Während der Weg zur Elektrifizierung gut markiert ist, ist es nicht so, wie wir umsteigen sollten. Der Komplexität der sozialen und wirtschaftlichen Auswirkungen wurde zu Beginn dieser Diskussion nicht genügend Aufmerksamkeit geschenkt, und sicherlich bleibt noch viel zu tun, aber es scheint, dass die Vorsicht langsam, aber sicher, die Eile auszugleichen beginnt.
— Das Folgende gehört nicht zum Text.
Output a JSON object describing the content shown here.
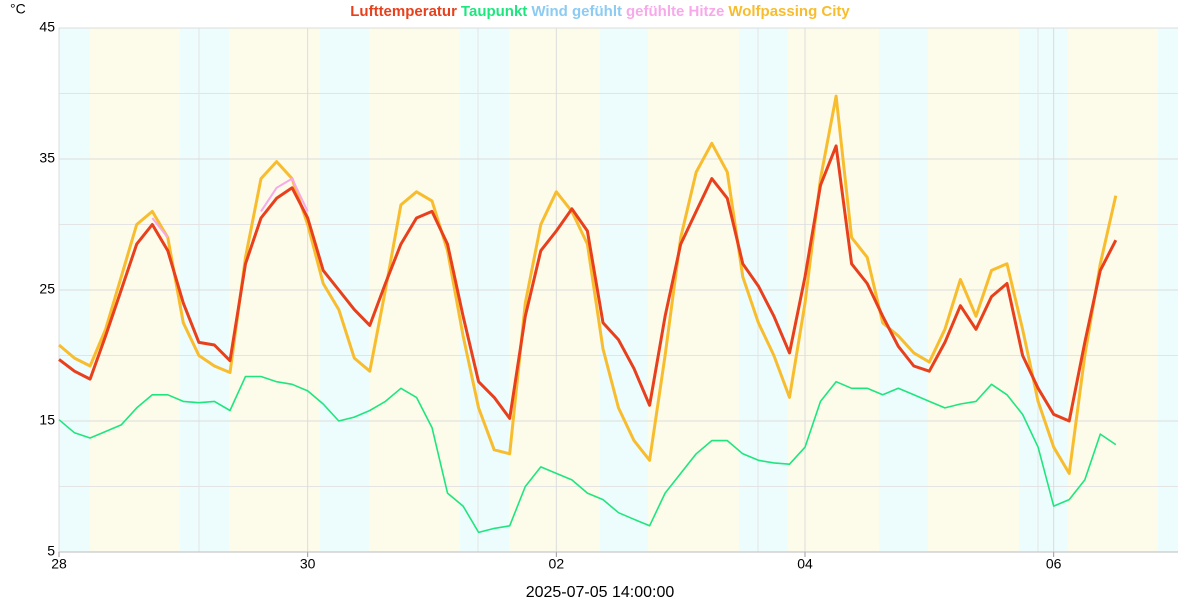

Mit den laufenden Diskussionen im Parlament haben wir mehr als 650 detaillierte Änderungsanträge gesehen, die im ENVI-Ausschuss eingereicht wurden, einschließlich zum De-facto-Verbot aller außer Elektrofahrzeuge, und ob diese Entscheidung zu früh ist, um sie jetzt zu treffen, oder ob wir bis 2028 warten sollten, um zu sehen, wie sich der Übergang entwickelt, einschließlich der Entwicklung der dringend benötigten Ladeinfrastruktur.

Kraftstoffgutschriftmechanismus

Änderungen, die einen freiwilligen Kraftstoffgutschriftmechanismus fordern, um den Beitrag nachhaltiger erneuerbarer Kraftstoffe zur Emissionsreduzierung zu berücksichtigen, werden ebenfalls in Betracht gezogen. Im Rat werden Schwergewichte wie Deutschland und Frankreich eine wichtige Rolle für das Ergebnis spielen. Wie unser CLEPA Präsident Thorsten Muschal zu Recht feststellte:

„Der Nebel, in dem wir uns befinden, ist umso mehr ein Grund, die Gewissheit der Klimaneutralität voranzutreiben. Dies erfordert jedoch ein uneingeschränktes Engagement für Innovationen in Verbindung mit einem flexiblen Regulierungsrahmen, der Investitionen erleichtert, Veränderungen vorwegnimmt und das volle Ausmaß des technologischen Fortschritts zulässt.“

Lassen Sie uns sehen, ob die Besonnenheit tatsächlich in Richtung eines grünen UND gerechten Übergangs eilt.